Editorial: Dignity for the disabled
What started amid strife in a federal court ended with a party last week in the court itself, as a judge took himself off a 15-year-old case and a matter of fundamental human dignity won the day.
That sort of celebration gives us all a lift. The specifics of Rolland v. Patrick contain lessons in tenacity, endurance and the best results our judicial system can produce.
The case bears the last name of Loretta Rolland, its lead plaintiff and one of those who traveled to U.S. District Court in Springfield May 8 to mark its official end.
Rolland is not destined to be famous, but it is from her tough experience that thousands of people won greater freedom of movement and association today — and for years to come.
Even those who follow the news may have forgotten this case.
It never received as much attention as earlier efforts to liberate patients from the Northampton State Hospital or the Belchertown State School. But it shared with those deinstitutionalization drives the premise that disadvantaged people deserve to live with greater freedom in the community. And so it was back in 1998 that Northampton-based advocates with the Center for Public Representation took on Rolland’s case.

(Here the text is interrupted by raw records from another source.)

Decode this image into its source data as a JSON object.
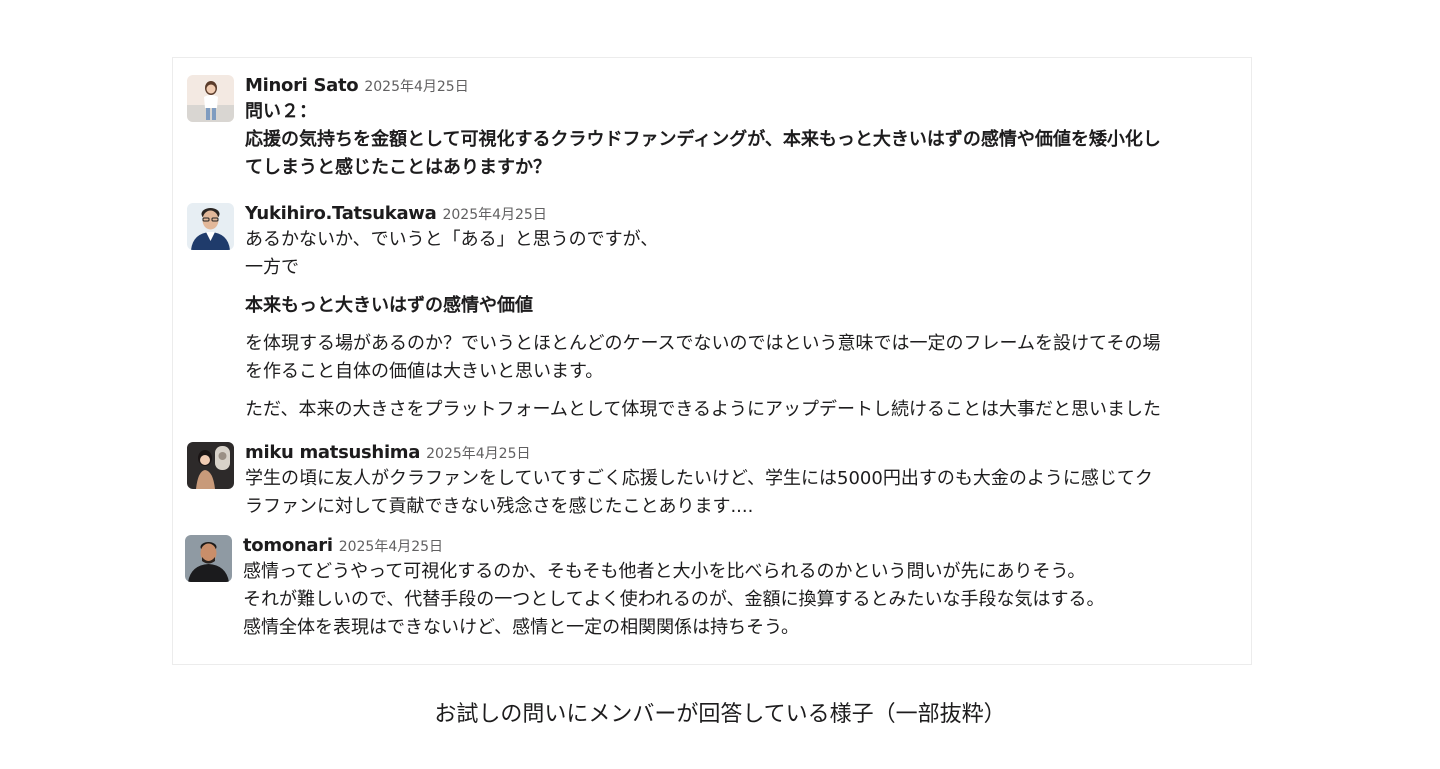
{
  "messages": [
    {
      "author": "Minori Sato",
      "timestamp": "2025年4月25日",
      "avatar": "person-photo-avatar",
      "lines": [
        "問い２：",
        "応援の気持ちを金額として可視化するクラウドファンディングが、本来もっと大きいはずの感情や価値を矮小化し",
        "てしまうと感じたことはありますか？"
      ]
    },
    {
      "author": "Yukihiro.Tatsukawa",
      "timestamp": "2025年4月25日",
      "avatar": "person-photo-avatar",
      "lines": [
        "あるかないか、でいうと「ある」と思うのですが、",
        "一方で",
        "本来もっと大きいはずの感情や価値",
        "を体現する場があるのか？でいうとほとんどのケースでないのではという意味では一定のフレームを設けてその場",
        "を作ること自体の価値は大きいと思います。",
        "ただ、本来の大きさをプラットフォームとして体現できるようにアップデートし続けることは大事だと思いました"
      ]
    },
    {
      "author": "miku matsushima",
      "timestamp": "2025年4月25日",
      "avatar": "person-photo-avatar",
      "lines": [
        "学生の頃に友人がクラファンをしていてすごく応援したいけど、学生には5000円出すのも大金のように感じてク",
        "ラファンに対して貢献できない残念さを感じたことあります...."
      ]
    },
    {
      "author": "tomonari",
      "timestamp": "2025年4月25日",
      "avatar": "person-photo-avatar",
      "lines": [
        "感情ってどうやって可視化するのか、そもそも他者と大小を比べられるのかという問いが先にありそう。",
        "それが難しいので、代替手段の一つとしてよく使われるのが、金額に換算するとみたいな手段な気はする。",
        "感情全体を表現はできないけど、感情と一定の相関関係は持ちそう。"
      ]
    }
  ],
  "caption": "お試しの問いにメンバーが回答している様子（一部抜粋）"
}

She was then one of hundreds of developmentally disabled people walled off from normal society through confinement in a nursing home. The center found men and women in similar predicaments and joined them as plaintiffs in a class action lawsuit under the federal Americans with Disabilities Act.
Just four years into the litigation, Rolland, now 71, moved from a nursing home into an apartment at St. Michael’s House in Northampton. She now lives in an apartment in a group home in Holden.
Last week, people who devoted years of their lives to this case recalled how antagonistic the parties were at the outset. They took up the tools of litigation and did battle.
Listening to it all was U.S. District Court Magistrate Judge Kenneth P. Neiman. For years, Neiman relied upon a court monitor, Lyn Rucker, to investigate whether his rulings in favor of the plaintiffs were being honored by the state.
Those close to the case say big gains were logged after the 2007 appointment of Elin M. Howe as commissioner of the state Department of Developmental Services. Under her leadership, the state allocated enough money to expand residential services and get people out of nursing homes.
In time, Rucker told the Gazette last week, the contentiousness drained out of the case. The lives of people like Loretta Rolland were improved due to the concerted efforts of their legal allies. Then last week, the magistrate declared the objectives met and the case closed.
Steven J. Schwartz, the center’s litigation director, said his team went after inadequate care of the developmentally disabled in 290 nursing homes in the state. In time, the suit succeeded in moving about 1,800 people out of nursing homes and into settings that allowed them to live with greater freedom and respect.
Schwartz and his colleagues did more than help Massachusetts residents. The case inspired lawsuits around the U.S. and Schwartz said some of Neiman’s rulings have been adopted in other courts. That’s a long reach for a case that’s been out of the news for more than a decade. Rolland v. Patrick may have not garnered many headlines, but it changed lives and will continue to do so.